While I was dealing with the email situation, my roommate and I were doing laundry. After going to go check on the clothes, my roommate came back in and had told me of a conversation that she had with one of the other people in the apartment building while she was down there. They had actually asked about me. They had seen me around with my roommate and they thought that my roommate was my caretaker. Now, this is not the first time that this has happened. We will be out and about and people will just assume that she is my caretaker. I am setting the record straight right now. She is my best friend and roommate, not my caretaker. I do not and have I never needed a caretaker to take care of me in all my 27 years of life. My parents raised me to be strong and independent and I believe that they did a pretty damn good job. It can be very upsetting for me, as well as my roommate, and other people who I am close to because we can see what I am capable of and to have people assume that I cannot do things can be hurtful.

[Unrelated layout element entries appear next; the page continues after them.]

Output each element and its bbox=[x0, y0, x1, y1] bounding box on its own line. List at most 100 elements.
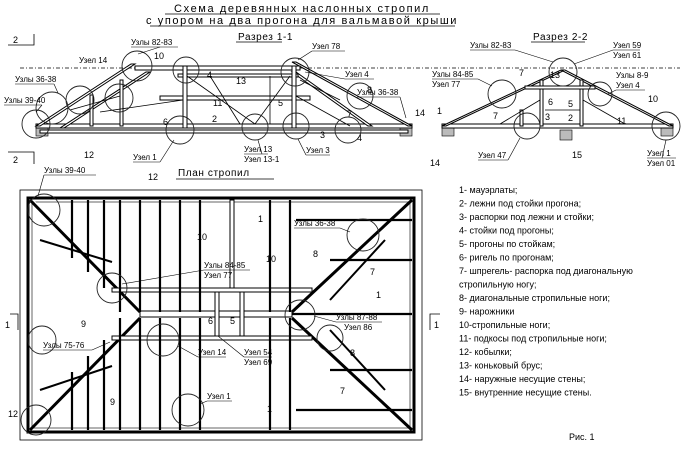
member-number: 6 bbox=[548, 97, 553, 107]
label-uzel-3: Узел 3 bbox=[306, 146, 330, 155]
legend-item: 6- ригель по прогонам; bbox=[459, 253, 554, 263]
label-uzel-61: Узел 61 bbox=[613, 51, 642, 60]
label-uzly-36-38-right: Узлы 36-38 bbox=[357, 88, 399, 97]
label-uzly-39-40: Узлы 39-40 bbox=[4, 96, 46, 105]
cut-mark-1-right: 1 bbox=[434, 320, 439, 330]
label-plan-uzly-36-38: Узлы 36-38 bbox=[294, 219, 336, 228]
legend-item: 10-стропильные ноги; bbox=[459, 320, 550, 330]
member-number: 13 bbox=[550, 70, 560, 80]
label-plan-uzly-39-40: Узлы 39-40 bbox=[44, 166, 86, 175]
member-number: 10 bbox=[648, 94, 658, 104]
member-number: 1 bbox=[376, 290, 381, 300]
section-2-2-title: Разрез 2-2 bbox=[533, 32, 588, 43]
label-uzel-47: Узел 47 bbox=[478, 151, 507, 160]
label-plan-uzel-69: Узел 69 bbox=[244, 358, 273, 367]
cut-mark-2-bottom: 2 bbox=[13, 155, 18, 165]
member-number: 10 bbox=[266, 254, 276, 264]
label-plan-uzel-86: Узел 86 bbox=[344, 323, 373, 332]
label-s2-uzel-77: Узел 77 bbox=[432, 80, 461, 89]
label-uzel-13-1: Узел 13-1 bbox=[244, 155, 280, 164]
member-number: 1 bbox=[258, 214, 263, 224]
member-number: 5 bbox=[278, 98, 283, 108]
member-number: 11 bbox=[213, 98, 222, 108]
member-number: 1 bbox=[267, 404, 272, 414]
member-number: 3 bbox=[545, 112, 550, 122]
member-number: 4 bbox=[357, 133, 362, 143]
inner-wall-s2 bbox=[559, 129, 573, 141]
label-plan-uzel-1: Узел 1 bbox=[207, 392, 231, 401]
member-number: 12 bbox=[84, 150, 94, 160]
figure-caption: Рис. 1 bbox=[569, 432, 595, 442]
label-plan-uzly-75-76: Узлы 75-76 bbox=[43, 341, 85, 350]
drawing-title: Схема деревянных наслонных стропил bbox=[174, 3, 430, 15]
cut-mark-2-top: 2 bbox=[13, 35, 18, 45]
label-plan-uzly-84-85: Узлы 84-85 bbox=[204, 261, 246, 270]
member-number: 14 bbox=[430, 158, 440, 168]
member-number: 6 bbox=[163, 117, 168, 127]
member-number: 10 bbox=[197, 232, 207, 242]
member-number: 8 bbox=[313, 249, 318, 259]
legend-item: 3- распорки под лежни и стойки; bbox=[459, 212, 594, 222]
member-number: 10 bbox=[154, 51, 164, 61]
member-number: 12 bbox=[8, 409, 18, 419]
legend-item: стропильную ногу; bbox=[459, 280, 536, 290]
member-number: 7 bbox=[340, 386, 345, 396]
member-number: 11 bbox=[617, 116, 626, 126]
legend-item: 11- подкосы под стропильные ноги; bbox=[459, 334, 607, 344]
member-number: 4 bbox=[207, 70, 212, 80]
legend-item: 7- шпрегель- распорка под диагональную bbox=[459, 266, 633, 276]
member-number: 7 bbox=[493, 111, 498, 121]
member-number: 13 bbox=[236, 76, 246, 86]
label-plan-uzel-77: Узел 77 bbox=[204, 271, 233, 280]
label-s2-uzel-1: Узел 1 bbox=[647, 149, 671, 158]
member-number: 9 bbox=[110, 397, 115, 407]
label-s2-uzly-82-83: Узлы 82-83 bbox=[470, 41, 512, 50]
label-s2-uzel-4: Узел 4 bbox=[616, 81, 640, 90]
label-s2-uzly-84-85: Узлы 84-85 bbox=[432, 70, 474, 79]
label-uzel-14: Узел 14 bbox=[79, 56, 108, 65]
member-number: 7 bbox=[370, 267, 375, 277]
member-number: 2 bbox=[212, 114, 217, 124]
label-uzly-8-9: Узлы 8-9 bbox=[616, 71, 649, 80]
legend-item: 8- диагональные стропильные ноги; bbox=[459, 293, 610, 303]
member-number: 5 bbox=[568, 99, 573, 109]
label-uzel-13: Узел 13 bbox=[244, 145, 273, 154]
legend-item: 2- лежни под стойки прогона; bbox=[459, 199, 581, 209]
label-uzly-36-38-left: Узлы 36-38 bbox=[15, 75, 57, 84]
member-number: 9 bbox=[81, 319, 86, 329]
label-uzel-78: Узел 78 bbox=[312, 42, 341, 51]
legend-item: 4- стойки под прогоны; bbox=[459, 226, 554, 236]
legend-item: 9- нарожники bbox=[459, 307, 514, 317]
label-uzel-4: Узел 4 bbox=[345, 70, 369, 79]
label-plan-uzel-14: Узел 14 bbox=[198, 348, 227, 357]
plan-title: План стропил bbox=[178, 168, 250, 179]
member-number: 2 bbox=[568, 113, 573, 123]
member-number: 8 bbox=[367, 85, 372, 95]
member-number: 1 bbox=[437, 106, 442, 116]
legend: 1- мауэрлаты;2- лежни под стойки прогона… bbox=[459, 185, 633, 398]
member-number: 7 bbox=[347, 109, 352, 119]
label-uzel-1: Узел 1 bbox=[133, 153, 157, 162]
legend-item: 15- внутренние несущие стены. bbox=[459, 388, 592, 398]
label-uzel-59: Узел 59 bbox=[613, 41, 642, 50]
label-plan-uzly-87-88: Узлы 87-88 bbox=[336, 313, 378, 322]
member-number: 3 bbox=[320, 130, 325, 140]
legend-item: 12- кобылки; bbox=[459, 347, 512, 357]
member-number: 7 bbox=[519, 68, 524, 78]
section-1-1: Разрез 1-1 2 2 bbox=[4, 32, 680, 165]
legend-item: 5- прогоны по стойкам; bbox=[459, 239, 555, 249]
rafter-plan: План стропил 1 1 bbox=[5, 166, 440, 441]
member-number: 5 bbox=[230, 316, 235, 326]
label-plan-uzel-54: Узел 54 bbox=[244, 348, 273, 357]
legend-item: 13- коньковый брус; bbox=[459, 361, 543, 371]
section-2-2: Разрез 2-2 Узлы 82-83 Узел 59 Узел 61 Уз… bbox=[430, 32, 681, 168]
member-number: 8 bbox=[350, 348, 355, 358]
member-number: 12 bbox=[148, 172, 158, 182]
label-uzly-82-83: Узлы 82-83 bbox=[131, 38, 173, 47]
member-number: 14 bbox=[415, 108, 425, 118]
drawing-subtitle: с упором на два прогона для вальмавой кр… bbox=[146, 15, 458, 27]
section-1-1-title: Разрез 1-1 bbox=[238, 32, 293, 43]
legend-item: 14- наружные несущие стены; bbox=[459, 374, 585, 384]
member-number: 15 bbox=[572, 150, 582, 160]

The positive that I take out of both of these situations is that I have a chance to share my story and show people who I am not some sick person who cannot do anything for themselves. I was able to tell the person I was emailing that there was no need or reason to feel sorry for me, that I am still the same Katy that will work her ass off when it comes to a job and that I do not give up easily.

I just want to encourage anybody that does see somebody who is disabled to not automatically jump to conclusions about whether they are sick, or cannot do things for themselves. Yes, there are people out there who have diseases, which make them not feel well on a daily basis, and yes, there are people out there who do need some extra help and do need a caretaker, but that does not mean that everyone does. I encourage you to get to know the persons story before you jump to such conclusions. I can tell you that it would make the persons day if you did something just as simple as that. Who knows you may make a new friend just by getting to know them.